Все эти торжественные и красноречивые рассуждения – чем отличаются они от того, что повествует нам на протяжении сотен страниц своего «Оправдания добра» Соловьев? И Ренан, предвещавший близкий конец иудаизму и христианству, имел «свое Евангелие». Он искренне и убежденно готов был поклоняться «Отцу в Духе и Истине», но та же искренность и добросовестность принуждала его утверждать, что истину нужно искать не у евреев, а у эллинов. Или что истина пророков и апостолов должна быть приведена на суд эллинского разума. Что разум оправдает (например, приведенные выше места из 4-го Евангелия, да и еще много из того же Евангелия, оттого и отделяемого от остальных трех, что оно наиболее всего удовлетворяет требованиям разума), то останется навеки и для земли и для всех планет, что не примет, должно быть отвергнуто, как суеверие.
Откуда взялась у Ренана такая фанатическая уверенность?
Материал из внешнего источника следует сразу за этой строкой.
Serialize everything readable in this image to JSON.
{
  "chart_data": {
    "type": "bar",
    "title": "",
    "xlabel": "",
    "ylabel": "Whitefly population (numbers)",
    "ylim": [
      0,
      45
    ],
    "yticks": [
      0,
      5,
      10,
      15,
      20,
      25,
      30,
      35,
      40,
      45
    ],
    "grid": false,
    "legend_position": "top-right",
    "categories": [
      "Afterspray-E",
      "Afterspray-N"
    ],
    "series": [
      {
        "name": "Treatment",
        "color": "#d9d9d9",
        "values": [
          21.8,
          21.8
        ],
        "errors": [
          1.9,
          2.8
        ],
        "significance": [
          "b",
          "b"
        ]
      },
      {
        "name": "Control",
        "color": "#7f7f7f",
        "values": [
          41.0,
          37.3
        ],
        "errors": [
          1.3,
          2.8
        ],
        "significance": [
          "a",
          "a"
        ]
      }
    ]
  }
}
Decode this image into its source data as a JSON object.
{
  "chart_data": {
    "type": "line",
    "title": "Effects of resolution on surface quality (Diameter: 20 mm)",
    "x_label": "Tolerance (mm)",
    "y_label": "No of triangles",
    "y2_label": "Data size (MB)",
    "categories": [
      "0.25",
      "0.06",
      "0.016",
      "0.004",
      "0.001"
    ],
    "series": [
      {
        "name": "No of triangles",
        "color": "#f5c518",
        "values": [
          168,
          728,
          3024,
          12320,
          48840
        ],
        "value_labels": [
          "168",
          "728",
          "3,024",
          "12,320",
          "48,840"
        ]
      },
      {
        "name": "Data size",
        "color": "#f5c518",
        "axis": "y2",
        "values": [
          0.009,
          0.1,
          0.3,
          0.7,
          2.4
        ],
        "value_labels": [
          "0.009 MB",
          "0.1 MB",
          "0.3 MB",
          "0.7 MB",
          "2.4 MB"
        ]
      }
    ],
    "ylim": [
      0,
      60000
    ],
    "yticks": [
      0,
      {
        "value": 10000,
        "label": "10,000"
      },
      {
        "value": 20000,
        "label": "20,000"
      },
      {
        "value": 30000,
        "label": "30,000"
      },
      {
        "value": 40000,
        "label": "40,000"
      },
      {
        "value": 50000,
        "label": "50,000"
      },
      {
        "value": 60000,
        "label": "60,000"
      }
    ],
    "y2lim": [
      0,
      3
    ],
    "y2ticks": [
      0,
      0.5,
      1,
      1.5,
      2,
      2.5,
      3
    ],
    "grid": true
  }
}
Прилично ли трезвому историку так зарываться и вещать в патетических тонах о том, что будет не только на земле, но и во всей вселенной, не только в обозримые сроки, но и во все времена? На какой «опыт» он опирается? Разве опыт может вынести нас в те беспредельности, которые объял в своих пророчествах Ренан? «Свет, разум, истина» – все это до опыта и из опыта не добывается. Ренану, правда, позволительно было не знать этого: он ведь был случайным гостем в философии и, как большинство ученых, думал, что и греки и Иисус находили и свет, и разум, и истину в опыте и что, стало быть, четвертое Евангелие, так напоминающее то, чему греки учили, тоже вышло из опыта. Но Соловьеву следовало бы быть осмотрительнее и не забывать Платона. И все же он, который Ренана так не любил, шел по одной с ним дороге. Теоретическая потребность и стремление к нравственному благу сделали его глухим и слепым ко всему. Плоды, которые росли на дереве познания добра и зла, показались ему тем, что одно только и может дать ценность человеческой жизни. Скажут, что все же у Иоанна написано «в начале было слово», что он говорит о поклонении «в духе и истине» и что иоанновские писания входят в состав Библии. Но ведь тот же Иоанн является автором Апокалипсиса, которого тоже никак не вырвешь из Св. Писания. Может быть, ухватятся за последнее: библейская критика оспаривает предание о том, что четвертое Евангелие и Апокалипсис принадлежат одному автору. Но это вряд ли поможет делу. История иногда бывает сильней исторической критики. И если тот, кто писал четвертое Евангелие, не был автором Апокалипсиса, то, волей судьбы, стал им. Судьба властно потребовала, чтоб тот, кто говорил о поклонении в духе и истине, кто возвестил миру, что вначале было слово, т. е. кто первый из христиан задумал слить «Эллинскую песню песней» со словом Божиим Израиля, был обречен апокалиптическими громами будить омертвевшие, быть может, мертвые души людей. И так оно останется, какие бы новые доказательства ни подыскали историки. Конечно, Маркион исключил Апокалипсис из «своего Евангелия», как он исключил Ветхий Завет. Толстой сделал то же приблизительно. Историки же, хотя бы тот же Ренан, самое большое – находят извинение и психологическое объяснение Апокалипсиса в том, что он написан в эпоху нероновских ужасов и зверств.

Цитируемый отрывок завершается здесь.